(By Mani) The patent infringement case between Apple, Inc.
) and Samsung goes to the jury this week as both have made their final arguments in patent disputes covering Mobile computing, including patents for smartphones and tablets.
Cupertino, California-based Apple is asking for $2.5 billion in damages related to patent infringements while Samsung has countersued for $422 million.
A recent New York Times article suggested that a Samsung win would result in a consensus around Apple designs for years to come while an Apple win would result in a diversification of designs.
"A standard view would be that allowing competitors to copy Apple designs will cut into Apple's sales and margins," UBS analyst Steven Milunovich wrote in a note to clients.
Meanwhile, an Apple win would force rivals to be creative. In the short- to intermediate-term, an Apple win forcing competitors to come up with different designs should be positive because Apple is a better designer and could have a monopoly on key features.

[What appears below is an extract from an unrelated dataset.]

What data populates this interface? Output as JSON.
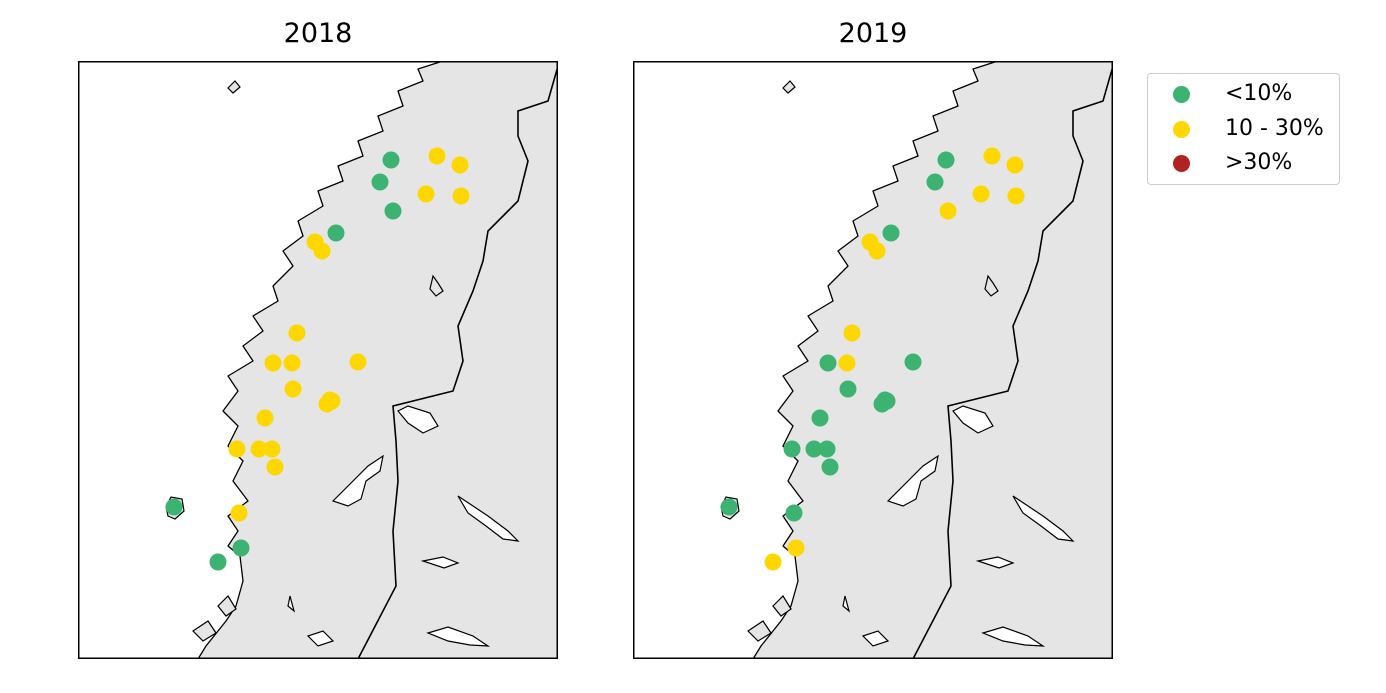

However, in the long run, it could hurt Apple because the real threat is not a competitor beating Apple at its own game but instead changing the game.
"The likelihood of Apple being leapfrogged or a rival creating a new category is greater if they have to think out of the box. If they just copy Apple, like Coke, Apple can claim to be "the real thing," Milunovich added.
An Apple win could shift the industry paradigm in favor of Tim Cook-led California company as the Korean technology major's Galaxy S III and Galaxy Tab are threatening to take the market share from Apple's iPhone and iPad. The potential Apple victory would also be a big blow to Google, whose Android operating system is powering Samsung's devices.
If Samsung wins the case, it may hurt Apple's sales and profits from iPhone and iPads that account for a significant part of the company's valuation. For the third quarter ended June 30, 2012, Apple earned $8.82 billion or $9.32 per share, compared to $7.31 billion or $7.79 per share for the year-ago quarter. Quarterly net sales rose 23 percent to $35.02 billion. It shipped 26 million iPhones and 17 million iPads during the third quarter.
On the other hand, Samsung's second-quarter net profit was 5.19 trillion won ($4.5 billion), up 48 percent from 3.51 trillion won in the prior-year quarter. Total sales for the quarter increased around 21 percent to 47.60 trillion won. The company took about 35 percent market share by shipping 50.5 million smartphones, nearly double the 26 million iPhones sold by Apple.
Apple and Samsung have extremely rich portfolio of patents in the mobile space along with Google, Inc. (NASDAQ:GOOG). Apple has 8,991 issued patents in the mobile space, while Samsung has 64,976 patents. Meanwhile, Google has 14,770 issued patents in the mobile space, including Motorola Mobility.
"The most probable outcome will be a protracted negotiated settlement on cross licensing patents with all the parties involved namely: Apple, Samsung and Google, with little or no money changing hands as each one of the players have a very strong portfolio of patents in mobile space," Global Equities Research analyst Trip Chowdhry said in a client note.
Nevertheless, Apple's stock looks attractive going into iPhone 5 cycle. Although, in past phone cycles, the stock tended to consolidate both before and after the introduction, investors may be playing the product cycle earlier this time. Apple is said to be in the process of launching a iPhone 5 and a mini iPad priced at about $199 in September.
Apple became the most valuable company in history with its market capitalization touching $623 billion in intraday trading on Aug.20, topping Microsoft's record of $618.9 billion on Dec.30, 1999.